Location
- Wildern Lane Hedge End, Hampshire, SO30 4EJ England 50°55′12″N 1°18′07″W﻿ / ﻿50.920°N 1.302°W

Information
- Type: Academy
- Motto: Care, Opportunity, Quality
- Established: 1933
- Local authority: Hampshire County Council
- Trust: Wildern Academy Trust
- Department for Education URN: 136654 Tables
- Ofsted: Reports
- Head teacher: Ceri Oakley
- Executive headteacher: Steve Mann
- Gender: Mixed
- Age range: 11–16
- Enrolment: 2,072 (2023)
- Capacity: 2,200
- Houses: Alba; Bedford; Driscoll; Jubilee; Paxton; Sovereign;
- Colours: Strawberry red and dark green
- Accreditation: Artsmark Platinum
- Website: www.wildern.org

= Wildern School =

Wildern School is an 11–16 mixed secondary school with academy status in Hedge End, Hampshire, England. It was formerly a foundation school that was established in 1933 and became an academy in 2011.

== History ==
Wildern School was a foundation school that was established in 1933 and became an academy in 2011. It became a multi-academy trust in 2018.

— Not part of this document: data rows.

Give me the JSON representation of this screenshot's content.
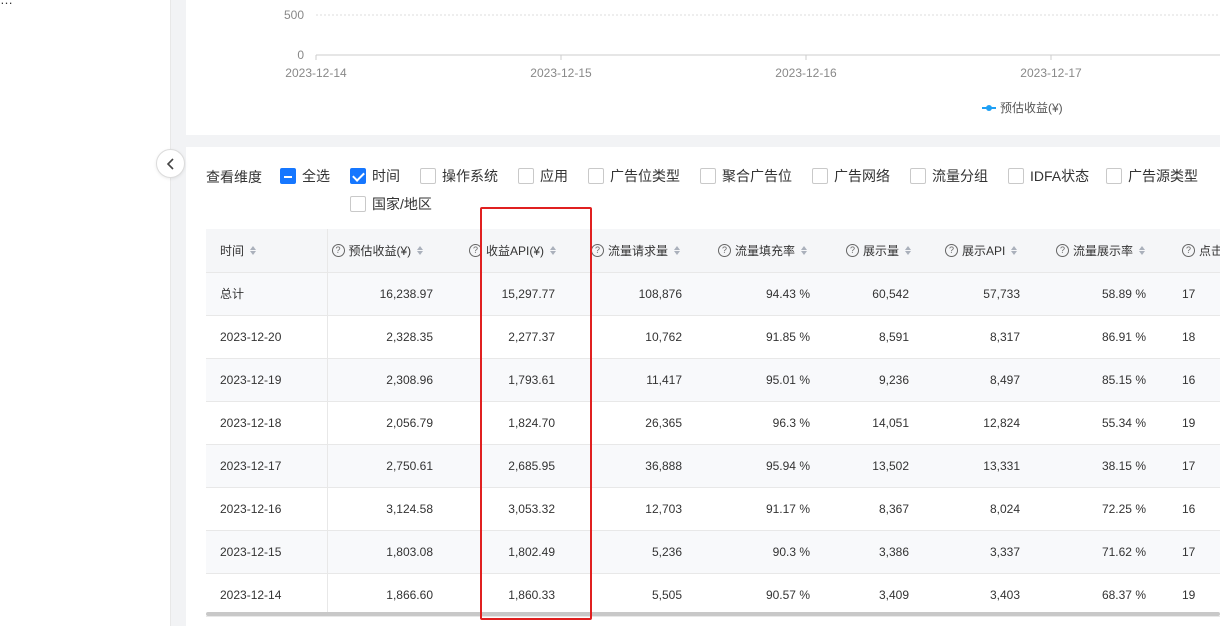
{
  "sidebar": {
    "cut_text": "…"
  },
  "chart_data": {
    "type": "line",
    "x": [
      "2023-12-14",
      "2023-12-15",
      "2023-12-16",
      "2023-12-17"
    ],
    "ytick_labels": [
      "500",
      "0"
    ],
    "series": [
      {
        "name": "预估收益(¥)",
        "color": "#1ea0f5"
      }
    ]
  },
  "dimensions": {
    "label": "查看维度",
    "options": [
      {
        "label": "全选",
        "state": "indeterminate"
      },
      {
        "label": "时间",
        "state": "checked"
      },
      {
        "label": "操作系统",
        "state": "unchecked"
      },
      {
        "label": "应用",
        "state": "unchecked"
      },
      {
        "label": "广告位类型",
        "state": "unchecked"
      },
      {
        "label": "聚合广告位",
        "state": "unchecked"
      },
      {
        "label": "广告网络",
        "state": "unchecked"
      },
      {
        "label": "流量分组",
        "state": "unchecked"
      },
      {
        "label": "IDFA状态",
        "state": "unchecked"
      },
      {
        "label": "广告源类型",
        "state": "unchecked"
      },
      {
        "label": "国家/地区",
        "state": "unchecked"
      }
    ]
  },
  "table": {
    "columns": [
      "时间",
      "预估收益(¥)",
      "收益API(¥)",
      "流量请求量",
      "流量填充率",
      "展示量",
      "展示API",
      "流量展示率",
      "点击"
    ],
    "rows": [
      [
        "总计",
        "16,238.97",
        "15,297.77",
        "108,876",
        "94.43 %",
        "60,542",
        "57,733",
        "58.89 %",
        "17"
      ],
      [
        "2023-12-20",
        "2,328.35",
        "2,277.37",
        "10,762",
        "91.85 %",
        "8,591",
        "8,317",
        "86.91 %",
        "18"
      ],
      [
        "2023-12-19",
        "2,308.96",
        "1,793.61",
        "11,417",
        "95.01 %",
        "9,236",
        "8,497",
        "85.15 %",
        "16"
      ],
      [
        "2023-12-18",
        "2,056.79",
        "1,824.70",
        "26,365",
        "96.3 %",
        "14,051",
        "12,824",
        "55.34 %",
        "19"
      ],
      [
        "2023-12-17",
        "2,750.61",
        "2,685.95",
        "36,888",
        "95.94 %",
        "13,502",
        "13,331",
        "38.15 %",
        "17"
      ],
      [
        "2023-12-16",
        "3,124.58",
        "3,053.32",
        "12,703",
        "91.17 %",
        "8,367",
        "8,024",
        "72.25 %",
        "16"
      ],
      [
        "2023-12-15",
        "1,803.08",
        "1,802.49",
        "5,236",
        "90.3 %",
        "3,386",
        "3,337",
        "71.62 %",
        "17"
      ],
      [
        "2023-12-14",
        "1,866.60",
        "1,860.33",
        "5,505",
        "90.57 %",
        "3,409",
        "3,403",
        "68.37 %",
        "19"
      ]
    ]
  }
}
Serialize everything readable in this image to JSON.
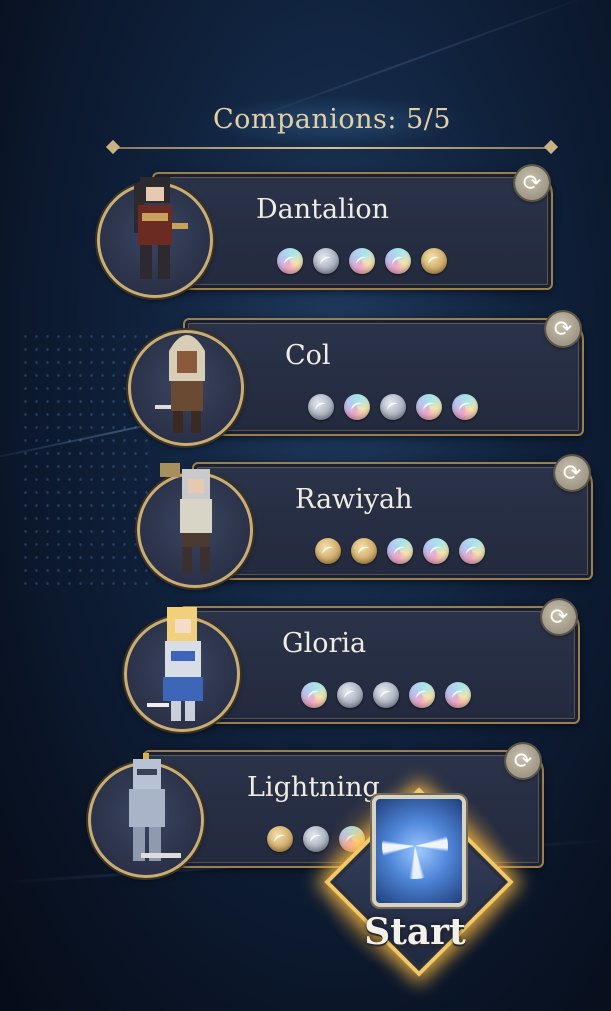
{
  "header": {
    "title": "Companions:  5/5"
  },
  "companions": [
    {
      "name": "Dantalion",
      "gems": [
        "rainbow",
        "silver",
        "rainbow",
        "rainbow",
        "gold"
      ],
      "sprite_color": "#2c2a2e"
    },
    {
      "name": "Col",
      "gems": [
        "silver",
        "rainbow",
        "silver",
        "rainbow",
        "rainbow"
      ],
      "sprite_color": "#d8cdb6"
    },
    {
      "name": "Rawiyah",
      "gems": [
        "gold",
        "gold",
        "rainbow",
        "rainbow",
        "rainbow"
      ],
      "sprite_color": "#c9c9c9"
    },
    {
      "name": "Gloria",
      "gems": [
        "rainbow",
        "silver",
        "silver",
        "rainbow",
        "rainbow"
      ],
      "sprite_color": "#f0d07a"
    },
    {
      "name": "Lightning",
      "gems": [
        "gold",
        "silver",
        "rainbow"
      ],
      "sprite_color": "#b8c2d4"
    }
  ],
  "start_button": {
    "label": "Start"
  },
  "icons": {
    "swap": "refresh-icon",
    "gem": "orb-icon"
  }
}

In 2016, the school made national news when police were called because a student had viewed the UK Independence Party website and an English Defence League video. The school said it had called 101 for advice, acting in line with extremism guidelines, and was referred to a specialist team who made the decision to arrange a meeting with the student and their parent. No further action was taken.

== School performance ==
In 2012, the school was inspected by Ofsted, with a judgement of 'Outstanding'.

As of 2022, the school's most recent Ofsted inspection was in 2022. The report gave the school a judgement of 'Requires improvement'. It was noted that some pupils felt unsafe at school because of the behaviour of other pupils, including bullying behaviour. The report said pupils raised concerns about "discriminatory language becoming normalised among groups of their peers".

In a 2012 report, the school was identified by Ofsted as an example of good practice in the way it teaches modern languages.

The school's Progress 8 benchmark at GCSE in 2019 was above average. The percentage of students at the school entered for the English Baccalaureate was lower than average. The percentage of children achieving Grade 5 or above in English and maths GCSEs was above average.